What’s In a Brand Name?

I just bought a new winter coat. I’ve needed one for a while, as I’ve pretty much worn all my others to rags. Hazards of farm living, I think — everything gets worn out for farm work eventually.

The coat I bought doubles as a farm coat and an office coat. When funds are spare, you quickly learn to make your clothes multi-task. Thanks to a lovely Christmas donation from my sister-in-law (and a 15% manager’s sale), what I ended up with is a nice, heavy-weight coat from Tractor Supply.

For those not familiar, TSC typically deals in two brands of winter work gear — Carhartt and Schmidt. Now, I’m a fan of Carhartt. My in-laws gave me a nice set of heavy bib coveralls a couple of years back, and after wearing them for an hour or two of barn work in January, I’m typically drenched in sweat. Saying they keep me warm is a bit of an understatement.

The trouble with Carhartt is that all their stuff is expensive. They are to farm winter wear what Levi or Abercrombie are to blue jeans. This time around, I decided to go with TSC’s other brand, Schmidt. I picked the heaviest weight coat I could find and brought it home.

I’ve been exceptionally happy with it already.

Which begs the question in the title of this post — what’s in a name brand? If this sample is representative, then both Carhartt and Schmidt are effectively equivalent in terms of quality. The only difference I see between the two is the name of the brand — and the price tag. I don’t really think, given my experience so far, that Carhartt merits paying twice as much as for Schmidt products, but then again I also won’t pay twice as much for my blue jeans when a product half the cost will do just as well, especially since all my clothes end ultimately end up in the barnyard anyway.

There are some products in which I am name-brand loyal, but Carhartt is not one of them. I’d much rather make every dollar in my wallet as far as I can. Hopefully, this coat will last for several years — and I suspect my next cost will also be a Schmidt.
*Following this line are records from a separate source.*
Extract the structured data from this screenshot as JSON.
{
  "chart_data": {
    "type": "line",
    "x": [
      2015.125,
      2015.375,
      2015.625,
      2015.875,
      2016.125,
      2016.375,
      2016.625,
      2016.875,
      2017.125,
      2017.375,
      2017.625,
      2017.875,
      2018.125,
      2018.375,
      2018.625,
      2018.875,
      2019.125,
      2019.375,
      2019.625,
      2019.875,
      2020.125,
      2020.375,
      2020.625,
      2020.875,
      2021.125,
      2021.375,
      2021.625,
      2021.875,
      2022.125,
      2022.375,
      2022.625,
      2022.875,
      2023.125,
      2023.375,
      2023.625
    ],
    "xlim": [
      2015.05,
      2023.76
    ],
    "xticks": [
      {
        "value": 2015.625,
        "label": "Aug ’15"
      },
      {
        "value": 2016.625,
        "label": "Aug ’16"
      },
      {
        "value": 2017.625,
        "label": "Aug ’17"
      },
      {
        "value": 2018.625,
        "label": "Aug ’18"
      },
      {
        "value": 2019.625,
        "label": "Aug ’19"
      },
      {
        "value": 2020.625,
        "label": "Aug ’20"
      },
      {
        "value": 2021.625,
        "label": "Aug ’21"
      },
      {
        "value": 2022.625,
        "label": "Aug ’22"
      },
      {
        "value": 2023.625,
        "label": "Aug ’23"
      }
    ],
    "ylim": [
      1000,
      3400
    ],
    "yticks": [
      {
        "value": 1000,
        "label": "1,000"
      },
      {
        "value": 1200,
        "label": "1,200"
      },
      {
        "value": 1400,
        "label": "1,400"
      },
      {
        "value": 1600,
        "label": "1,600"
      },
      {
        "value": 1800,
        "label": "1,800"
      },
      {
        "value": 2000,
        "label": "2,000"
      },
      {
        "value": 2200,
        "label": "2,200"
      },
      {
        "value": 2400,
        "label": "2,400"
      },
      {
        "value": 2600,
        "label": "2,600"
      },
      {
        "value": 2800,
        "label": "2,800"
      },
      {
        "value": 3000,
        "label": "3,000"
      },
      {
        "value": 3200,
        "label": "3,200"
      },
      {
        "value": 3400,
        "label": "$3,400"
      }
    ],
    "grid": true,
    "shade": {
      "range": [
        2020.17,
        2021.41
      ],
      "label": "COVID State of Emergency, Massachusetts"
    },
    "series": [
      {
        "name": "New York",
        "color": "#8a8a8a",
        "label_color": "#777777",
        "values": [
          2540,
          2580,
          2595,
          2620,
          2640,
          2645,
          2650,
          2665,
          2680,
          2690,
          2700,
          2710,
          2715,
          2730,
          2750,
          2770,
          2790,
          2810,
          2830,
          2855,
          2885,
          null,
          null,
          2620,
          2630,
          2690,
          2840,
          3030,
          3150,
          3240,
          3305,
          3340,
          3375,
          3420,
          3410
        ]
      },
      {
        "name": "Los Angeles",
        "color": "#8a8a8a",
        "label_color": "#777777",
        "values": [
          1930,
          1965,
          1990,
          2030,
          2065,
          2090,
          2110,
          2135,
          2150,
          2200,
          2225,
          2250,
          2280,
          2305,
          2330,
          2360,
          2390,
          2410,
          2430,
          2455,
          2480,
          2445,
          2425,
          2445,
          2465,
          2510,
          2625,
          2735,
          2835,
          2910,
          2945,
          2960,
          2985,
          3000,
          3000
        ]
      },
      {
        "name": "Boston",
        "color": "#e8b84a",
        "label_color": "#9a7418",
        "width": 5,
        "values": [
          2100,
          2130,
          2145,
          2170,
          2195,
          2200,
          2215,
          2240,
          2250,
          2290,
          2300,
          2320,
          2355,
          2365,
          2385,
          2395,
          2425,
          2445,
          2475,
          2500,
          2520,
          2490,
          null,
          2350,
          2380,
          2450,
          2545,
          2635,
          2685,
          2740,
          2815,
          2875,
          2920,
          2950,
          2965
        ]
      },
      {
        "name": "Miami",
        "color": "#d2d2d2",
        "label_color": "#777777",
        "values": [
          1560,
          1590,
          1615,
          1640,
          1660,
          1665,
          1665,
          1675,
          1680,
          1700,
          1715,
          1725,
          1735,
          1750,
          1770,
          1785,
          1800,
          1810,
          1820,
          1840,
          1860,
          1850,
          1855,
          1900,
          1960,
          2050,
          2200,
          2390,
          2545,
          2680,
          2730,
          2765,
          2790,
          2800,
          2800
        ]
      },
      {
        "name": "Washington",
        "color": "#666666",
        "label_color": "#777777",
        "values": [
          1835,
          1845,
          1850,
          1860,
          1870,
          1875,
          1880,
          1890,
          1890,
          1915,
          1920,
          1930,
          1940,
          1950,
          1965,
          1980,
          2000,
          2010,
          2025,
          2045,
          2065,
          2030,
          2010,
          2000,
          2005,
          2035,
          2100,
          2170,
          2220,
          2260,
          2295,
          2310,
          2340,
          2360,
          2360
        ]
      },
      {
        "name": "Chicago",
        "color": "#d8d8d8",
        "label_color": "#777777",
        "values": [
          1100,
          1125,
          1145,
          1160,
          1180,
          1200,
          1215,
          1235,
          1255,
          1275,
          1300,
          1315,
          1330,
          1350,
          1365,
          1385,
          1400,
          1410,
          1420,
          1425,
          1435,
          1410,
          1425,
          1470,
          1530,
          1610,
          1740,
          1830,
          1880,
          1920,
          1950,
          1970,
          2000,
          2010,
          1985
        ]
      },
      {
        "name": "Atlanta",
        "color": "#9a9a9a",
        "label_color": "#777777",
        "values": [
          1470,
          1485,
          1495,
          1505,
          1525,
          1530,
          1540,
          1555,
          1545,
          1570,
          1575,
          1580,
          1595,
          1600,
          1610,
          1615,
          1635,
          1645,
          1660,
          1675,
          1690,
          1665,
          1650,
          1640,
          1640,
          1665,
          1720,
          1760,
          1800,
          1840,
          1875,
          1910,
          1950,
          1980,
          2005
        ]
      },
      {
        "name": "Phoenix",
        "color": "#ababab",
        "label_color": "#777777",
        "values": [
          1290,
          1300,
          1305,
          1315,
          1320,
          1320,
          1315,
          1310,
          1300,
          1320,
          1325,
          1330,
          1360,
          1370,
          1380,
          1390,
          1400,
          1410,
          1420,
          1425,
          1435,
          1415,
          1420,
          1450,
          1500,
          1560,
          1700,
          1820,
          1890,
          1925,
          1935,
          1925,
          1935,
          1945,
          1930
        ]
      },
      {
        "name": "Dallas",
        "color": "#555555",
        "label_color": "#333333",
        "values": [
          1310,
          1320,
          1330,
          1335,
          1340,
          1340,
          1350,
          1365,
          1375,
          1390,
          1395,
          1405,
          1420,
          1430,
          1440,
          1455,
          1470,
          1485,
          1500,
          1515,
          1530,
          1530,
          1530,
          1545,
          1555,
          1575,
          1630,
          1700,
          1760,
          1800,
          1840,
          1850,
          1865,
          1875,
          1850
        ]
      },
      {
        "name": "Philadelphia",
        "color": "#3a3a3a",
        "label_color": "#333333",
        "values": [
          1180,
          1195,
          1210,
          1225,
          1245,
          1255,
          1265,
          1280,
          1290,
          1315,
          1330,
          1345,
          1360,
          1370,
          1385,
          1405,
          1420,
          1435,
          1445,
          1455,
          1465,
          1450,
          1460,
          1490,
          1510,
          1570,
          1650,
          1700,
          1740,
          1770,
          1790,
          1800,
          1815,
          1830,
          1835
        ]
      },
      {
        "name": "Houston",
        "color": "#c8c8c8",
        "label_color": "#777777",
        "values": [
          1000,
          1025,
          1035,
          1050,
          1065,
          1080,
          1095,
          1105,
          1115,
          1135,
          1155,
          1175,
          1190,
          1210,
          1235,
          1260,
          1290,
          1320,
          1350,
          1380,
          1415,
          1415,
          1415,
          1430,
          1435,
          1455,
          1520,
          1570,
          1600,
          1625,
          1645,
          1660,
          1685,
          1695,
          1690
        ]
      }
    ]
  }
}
6 thoughts on “What’s In a Brand Name?”

  1. I see this is an old post but I wanted to add to it. I work in the weather as an HVAC tech so I put winter gear through its paces I am in the commercial side of it so lots of cold windy roofs and I have been loyal to carhardt for twenty years I received some C.E.Schmidt outerwear as a gift this ain’t the junky stuff I thought it was by a long shot durability is pretty much the same and I think the Schmidt gear edges Carhardt on warmth a bit the value of the C.E. Schmidt is outstanding and I am changing my preference

    1. I’m still using the coat I talked about in this post. It’s held up extremely well over the years, and I’ve put it through some brutal treatment and exceptionally cold winters. Schmidt still carries my seal of approval.

    1. I prefer to buy American wherever I can, too, but when the price point is as significant as it is between Schmidt and Carhartt for a product that’s effectively comparable, unfortunately, it’s cost that’s usually going to win out for me.

  2. Don’t fool yourself. Not all of Carhartt’s clothing is made in the USA. They have four manufacturing plants in Mexico making Carhartt labeled clothing. I have a pair of Mexico made Carhartt pants in my home. Other Carhartt clothing products are tagged made in China.

    1. That honestly doesn’t surprise me one bit. It’s hard to find products that are 100% American-made. When the bottom line is what really matters to most companies, you’re going to find a lot of production outsourced to outside the country. That’s just the way things are.